La fondation d'une stratégie de présence sur les réseaux sociaux, c'est la veille. «Il est important d'y avoir au moins une position d'observateur. Il faut "écouter" comment on y parle de l'entreprise, mais aussi de ses concurrents et de son marché», indique Anne-Cécile Guillemot, fondatrice de Dynvibe, entreprise spécialisée dans la veille stratégique sur Internet. L'étude de ces différents signaux peut se faire sur tous les réseaux sociaux, qu'ils soient dédiés aux professionnels ou non. Elle permet notamment à une entreprise de: - Bénéficier d'un «retour terrain» sur la façon dont sont perçus son offre et ses services, et ainsi de les améliorer. - Vérifier l'appétit des réseaux sociaux pour l'activité de l'entreprise et valider ainsi la pertinence d'une stratégie plus active de présence sur ceux-ci - Savoir si les conversations menées sur réseaux sociaux peuvent être à l'origine d'éléments permettant d'orienter le pilotage et les performances de l'entreprise: informations qualifiées sur la stratégie de la concurrence, détection d'opportunités commerciales, données prospectives sur les évolutions de son marché. - voir si l'image de l'entreprise est susceptible d'être attaquée sur les réseaux sociaux et d'organiser ainsi une veille plus poussée afin de repérer rapidement ces attaques.

Une offre très large

Pour mener ce travail de veille, les entreprises disposent d'une vaste palette d'offres, allant de services basiques gratuits à des systèmes ultra-perfectionnés pouvant se facturer plusieurs milliers d'euros par mois. Les PME qui débutent peuvent d'abord se tourner vers Google Alerts, une application simple et gratuite qui permet d'être averti via eMail à chaque fois qu'un mot précis (nom de l'entreprise, nom d'un concurrent, terme technique) «Bien sûr, si une entreprise fait beaucoup parler d'elle sur les réseaux, elle a tout intérêt à se doter de services plus perfectionnés qui permettent d'éviter la "cacophonie" en filtrant les résultats, en choisissant de suivre seulement certaines sources et en rendant les données plus lisibles grâce à des indications qualitatives et quantitatives», souligne Pascal Jappy, chef de produit et responsable marketing d'Augure, une plate-forme de gestion de réputation des entreprises.

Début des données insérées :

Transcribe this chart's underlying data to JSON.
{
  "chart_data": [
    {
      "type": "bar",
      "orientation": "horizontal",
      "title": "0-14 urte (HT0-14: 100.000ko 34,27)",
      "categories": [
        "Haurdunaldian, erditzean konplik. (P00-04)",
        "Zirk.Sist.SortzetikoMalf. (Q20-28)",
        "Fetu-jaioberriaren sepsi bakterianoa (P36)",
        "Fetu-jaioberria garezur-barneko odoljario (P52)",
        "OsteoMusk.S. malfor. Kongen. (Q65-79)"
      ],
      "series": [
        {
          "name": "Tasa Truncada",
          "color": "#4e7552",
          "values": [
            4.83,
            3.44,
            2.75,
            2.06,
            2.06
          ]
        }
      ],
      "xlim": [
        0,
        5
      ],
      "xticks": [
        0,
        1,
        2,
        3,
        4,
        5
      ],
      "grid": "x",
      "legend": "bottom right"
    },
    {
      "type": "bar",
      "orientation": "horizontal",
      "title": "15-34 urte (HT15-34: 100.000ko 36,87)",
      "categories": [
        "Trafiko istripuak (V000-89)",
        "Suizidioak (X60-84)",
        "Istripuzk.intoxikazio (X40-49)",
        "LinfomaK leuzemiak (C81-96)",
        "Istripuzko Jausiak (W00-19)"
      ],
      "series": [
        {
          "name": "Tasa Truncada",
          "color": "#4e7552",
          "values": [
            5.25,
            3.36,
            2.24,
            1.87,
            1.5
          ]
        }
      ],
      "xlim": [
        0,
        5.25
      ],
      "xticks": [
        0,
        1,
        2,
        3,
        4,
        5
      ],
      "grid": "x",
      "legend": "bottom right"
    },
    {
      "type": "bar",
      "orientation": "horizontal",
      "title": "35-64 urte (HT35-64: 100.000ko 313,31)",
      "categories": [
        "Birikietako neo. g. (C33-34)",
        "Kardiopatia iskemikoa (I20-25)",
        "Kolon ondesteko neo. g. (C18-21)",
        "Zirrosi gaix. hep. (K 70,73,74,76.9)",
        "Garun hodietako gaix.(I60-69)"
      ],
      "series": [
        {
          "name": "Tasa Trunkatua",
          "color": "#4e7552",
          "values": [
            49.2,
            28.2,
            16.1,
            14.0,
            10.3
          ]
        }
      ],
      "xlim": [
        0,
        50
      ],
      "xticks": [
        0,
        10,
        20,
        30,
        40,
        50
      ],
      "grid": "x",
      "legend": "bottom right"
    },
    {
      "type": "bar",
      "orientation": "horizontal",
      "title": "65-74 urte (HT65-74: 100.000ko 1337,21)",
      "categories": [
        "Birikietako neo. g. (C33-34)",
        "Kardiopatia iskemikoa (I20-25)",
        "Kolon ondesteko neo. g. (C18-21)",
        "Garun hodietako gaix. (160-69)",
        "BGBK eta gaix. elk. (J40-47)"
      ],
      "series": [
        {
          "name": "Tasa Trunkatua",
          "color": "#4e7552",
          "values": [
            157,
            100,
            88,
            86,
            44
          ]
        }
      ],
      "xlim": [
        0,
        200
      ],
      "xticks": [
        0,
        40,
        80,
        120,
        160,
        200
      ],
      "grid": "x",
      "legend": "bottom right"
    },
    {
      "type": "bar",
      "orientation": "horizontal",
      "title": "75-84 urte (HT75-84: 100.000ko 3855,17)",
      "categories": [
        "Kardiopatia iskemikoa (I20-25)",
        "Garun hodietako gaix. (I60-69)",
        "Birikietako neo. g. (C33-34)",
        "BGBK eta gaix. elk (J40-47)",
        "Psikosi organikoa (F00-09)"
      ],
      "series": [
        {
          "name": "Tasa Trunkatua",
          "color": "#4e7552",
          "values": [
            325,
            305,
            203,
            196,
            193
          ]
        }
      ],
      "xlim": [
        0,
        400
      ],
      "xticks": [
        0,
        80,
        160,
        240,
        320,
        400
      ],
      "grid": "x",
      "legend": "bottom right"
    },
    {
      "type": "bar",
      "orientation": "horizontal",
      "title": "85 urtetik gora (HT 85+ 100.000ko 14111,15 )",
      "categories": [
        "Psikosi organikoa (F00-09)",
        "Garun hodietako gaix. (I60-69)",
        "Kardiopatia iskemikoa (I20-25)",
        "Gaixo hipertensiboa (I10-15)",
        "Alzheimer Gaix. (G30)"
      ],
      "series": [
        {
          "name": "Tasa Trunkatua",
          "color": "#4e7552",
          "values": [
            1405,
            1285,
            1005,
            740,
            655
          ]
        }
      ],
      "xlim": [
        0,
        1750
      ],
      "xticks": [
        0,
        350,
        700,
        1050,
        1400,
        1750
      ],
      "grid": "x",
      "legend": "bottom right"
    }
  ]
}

Faire circuler l'information

Il est important que les résultats de ces outils soient traités par un collaborateur ou une équipe, qui doit notamment se charger de les faire circuler à l'intérieur de l'entreprise. Si l'outil détecte par exemple un changement de tarification d'un produit concurrent, cette information doit ainsi être envoyée à la direction du marketing. Si une opportunité d'affaires a été notée, elle doit être relayée auprès des commerciaux,etc. «Grâce aux outils de veille, je reçois chaque matin un mail qui contient entre 20 et 100 éléments. Je passe entre 10 et 30 minutes par jour à sélectionner les plus pertinents et à les relayer en interne. Cela aide à la performance de chacun, mais cela permet aussi à tous de se faire une idée de ce que permet de faire une présence sur les réseaux sociaux et d'inciter ainsi certains salariés à s'y mettre à des fins professionnelles», témoigne Pascal Jappy.

Études de marché

Enfin, pour les PME qui souhaitent utiliser les réseaux sociaux pour aller au coeur des préoccupations des consommateurs, des systèmes permettent de scruter la façon dont ceux-ci s'expriment sur des catégories de produits, sur les attributs qui déclenchent leur achat,etc. L'intérêt: les prises de parole sont alors totalement spontanées, et non guidées par les traditionnels questionnaires utilisés dans les enquêtes consommatrices classiques. «Comptez un prix d'entrée de 15.000 € pour ce type de prestation», indique Anne-Cécile Guillemot.